UVA - 12304 2D Geometry 110 in 1! (几何板子)

题目链接

用来测几何板子真好。

1、已知三角形的三个顶点坐标,求三角形的外接圆圆心坐标和半径

证明:

https://blog.csdn.net/MallowFlower/article/details/79919797

结论:

x = ((y2-y1)*(y3*y3-y1*y1+x3*x3-x1*x1)-(y3-y1)*(y2*y2-y1*y1+x2*x2-x1*x1))/(2.0*((x3-x1)*(y2-y1)-(x2-x1)*(y3-y1)));

y = ((x2-x1)*(x3*x3-x1*x1+y3*y3-y1*y1)-(x3-x1)*(x2*x2-x1*x1+y2*y2-y1*y1))/(2.0*((y3-y1)*(x2-x1)-(y2-y1)*(x3-x1)));

r = (x1-x)*(x1-x)+(y1-y)*(y1-y);

如果只求半径的话:

2 * r * sinA = a

s = 1 / 2 * b * c * sinA

联立两式

r = ( a * b * c ) / ( 4 * s ) ;

2、已知三角形的三个顶点坐标,求三角形的内切圆圆心坐标和半径

不知道怎么证明。。。

结论:

p1,p2,p3为点,a,b,c为边长

圆心 p : point p = (p1*a + p2 * b + p3 * c) / (a + b + c);

半径 r : r = distosegment(p, p1, p2); (圆心 p 到任意一条边的距离)

如果只求半径的话:

s = sqrt ( p * (p - a) * (p - b) * (p - c)); (p是半周长)

s = r * (a + b + c) / 2;

联立两式

r = 2 * s / (a + b + c) ;

3、求过定点的与圆相切的直线的极角

首先判断op与半径的大小

如果op<r,那么没有切线

如果op==r,那么只有一条切线

先求出∠P,将点 o 绕点 p 逆时针(顺时针)旋转 90° 得到点 o‘ ,那么直线 po' 的极角就是切线的极角。

如果op>r,那么有两条切线

先求出∠P,将点 o 绕点 p 逆时针旋转 ∠P 得到点 o‘ ,那么直线 po' 的极角就是切线的极角。
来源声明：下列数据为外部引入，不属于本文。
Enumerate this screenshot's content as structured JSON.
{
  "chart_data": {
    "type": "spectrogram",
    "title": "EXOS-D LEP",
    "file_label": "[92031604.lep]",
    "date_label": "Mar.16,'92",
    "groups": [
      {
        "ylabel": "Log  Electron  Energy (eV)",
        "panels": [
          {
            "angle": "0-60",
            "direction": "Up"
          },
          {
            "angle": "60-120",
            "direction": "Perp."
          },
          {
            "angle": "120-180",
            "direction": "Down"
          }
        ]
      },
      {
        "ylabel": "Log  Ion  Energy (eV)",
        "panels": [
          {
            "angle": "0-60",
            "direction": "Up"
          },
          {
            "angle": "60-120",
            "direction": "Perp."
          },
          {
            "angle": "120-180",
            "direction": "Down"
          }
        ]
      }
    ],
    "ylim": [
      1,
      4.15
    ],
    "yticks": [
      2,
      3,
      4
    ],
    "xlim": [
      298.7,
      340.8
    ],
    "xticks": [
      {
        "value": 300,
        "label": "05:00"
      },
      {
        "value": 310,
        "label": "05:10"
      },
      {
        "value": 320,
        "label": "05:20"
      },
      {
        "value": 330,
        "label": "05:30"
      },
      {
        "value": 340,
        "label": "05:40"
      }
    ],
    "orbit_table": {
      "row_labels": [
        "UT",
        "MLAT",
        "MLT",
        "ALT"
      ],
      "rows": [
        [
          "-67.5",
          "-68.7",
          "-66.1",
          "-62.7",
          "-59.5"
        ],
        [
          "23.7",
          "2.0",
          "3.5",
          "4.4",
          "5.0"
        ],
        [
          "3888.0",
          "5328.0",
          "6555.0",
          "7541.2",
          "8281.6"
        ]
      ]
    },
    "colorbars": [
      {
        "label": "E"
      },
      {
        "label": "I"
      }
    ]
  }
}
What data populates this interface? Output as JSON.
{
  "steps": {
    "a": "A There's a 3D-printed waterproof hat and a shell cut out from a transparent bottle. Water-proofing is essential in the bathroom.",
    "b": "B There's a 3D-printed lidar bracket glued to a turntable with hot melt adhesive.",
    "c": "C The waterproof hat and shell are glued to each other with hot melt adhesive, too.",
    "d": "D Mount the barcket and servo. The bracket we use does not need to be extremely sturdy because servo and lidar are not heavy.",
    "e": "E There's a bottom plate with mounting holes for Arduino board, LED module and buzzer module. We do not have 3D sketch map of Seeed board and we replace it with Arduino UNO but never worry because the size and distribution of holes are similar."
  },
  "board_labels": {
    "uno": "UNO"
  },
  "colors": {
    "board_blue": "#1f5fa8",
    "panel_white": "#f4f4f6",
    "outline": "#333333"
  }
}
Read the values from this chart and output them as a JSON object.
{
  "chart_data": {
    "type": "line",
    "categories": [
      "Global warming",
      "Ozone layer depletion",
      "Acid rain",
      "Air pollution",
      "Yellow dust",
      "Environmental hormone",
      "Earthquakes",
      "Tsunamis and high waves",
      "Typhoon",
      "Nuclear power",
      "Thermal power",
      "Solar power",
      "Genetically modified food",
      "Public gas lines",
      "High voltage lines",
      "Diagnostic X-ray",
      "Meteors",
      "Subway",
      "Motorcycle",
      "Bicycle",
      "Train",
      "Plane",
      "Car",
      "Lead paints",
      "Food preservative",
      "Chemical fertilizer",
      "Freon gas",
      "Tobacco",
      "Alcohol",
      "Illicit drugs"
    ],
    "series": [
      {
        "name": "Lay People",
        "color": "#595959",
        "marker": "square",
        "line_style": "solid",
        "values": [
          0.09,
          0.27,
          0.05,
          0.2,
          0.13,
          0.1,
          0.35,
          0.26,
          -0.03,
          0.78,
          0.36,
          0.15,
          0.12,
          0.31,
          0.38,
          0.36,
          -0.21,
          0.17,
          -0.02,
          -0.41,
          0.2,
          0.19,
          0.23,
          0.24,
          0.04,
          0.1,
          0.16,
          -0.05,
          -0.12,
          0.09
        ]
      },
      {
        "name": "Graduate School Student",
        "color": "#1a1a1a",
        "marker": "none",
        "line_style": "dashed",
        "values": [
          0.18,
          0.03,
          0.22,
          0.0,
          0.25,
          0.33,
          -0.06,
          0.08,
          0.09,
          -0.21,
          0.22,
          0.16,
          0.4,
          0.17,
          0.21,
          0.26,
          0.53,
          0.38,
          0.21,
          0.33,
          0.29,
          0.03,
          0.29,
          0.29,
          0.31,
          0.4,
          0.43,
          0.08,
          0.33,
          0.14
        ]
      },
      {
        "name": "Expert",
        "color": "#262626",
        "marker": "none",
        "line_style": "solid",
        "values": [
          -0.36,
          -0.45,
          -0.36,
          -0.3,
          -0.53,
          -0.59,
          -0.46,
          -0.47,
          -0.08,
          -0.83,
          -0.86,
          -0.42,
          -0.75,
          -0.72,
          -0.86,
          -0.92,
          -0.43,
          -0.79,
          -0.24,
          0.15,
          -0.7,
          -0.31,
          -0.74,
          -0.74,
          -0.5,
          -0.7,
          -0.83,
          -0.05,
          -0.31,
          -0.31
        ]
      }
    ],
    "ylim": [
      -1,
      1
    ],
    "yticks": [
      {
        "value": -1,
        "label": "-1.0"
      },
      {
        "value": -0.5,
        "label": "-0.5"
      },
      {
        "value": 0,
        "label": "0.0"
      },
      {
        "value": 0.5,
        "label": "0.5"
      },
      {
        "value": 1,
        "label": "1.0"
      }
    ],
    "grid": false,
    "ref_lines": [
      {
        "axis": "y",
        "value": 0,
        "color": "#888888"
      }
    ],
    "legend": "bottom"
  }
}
将点 o 绕点 p 顺时针旋转 ∠P 得到点 o‘’ ,那么直线 po'‘ 的极角就是切线的极角。

4、求经过定点且与给定直线相切的半径为r的圆的圆心坐标

直线为L,L1、L2为平行于L的,距离L的距离为R的两条直线

1、由于所求圆与直线L相切,所以所求圆的圆心一定在直线L1或者直线L2上

2、由于所求圆经过点P,所以所求圆的圆心一定在圆P上。

综上,所求圆的圆心就是圆P与两条直线L1、L2的交点。

5、求与两条给定不平行直线相切的半径为r的圆的圆心坐标

已知直线为L1、L2

L1’、L1’’为平行于L1的,距离L的距离为R的两条直线。L2’、L2’’为平行于L2的,距离L的距离为R的两条直线。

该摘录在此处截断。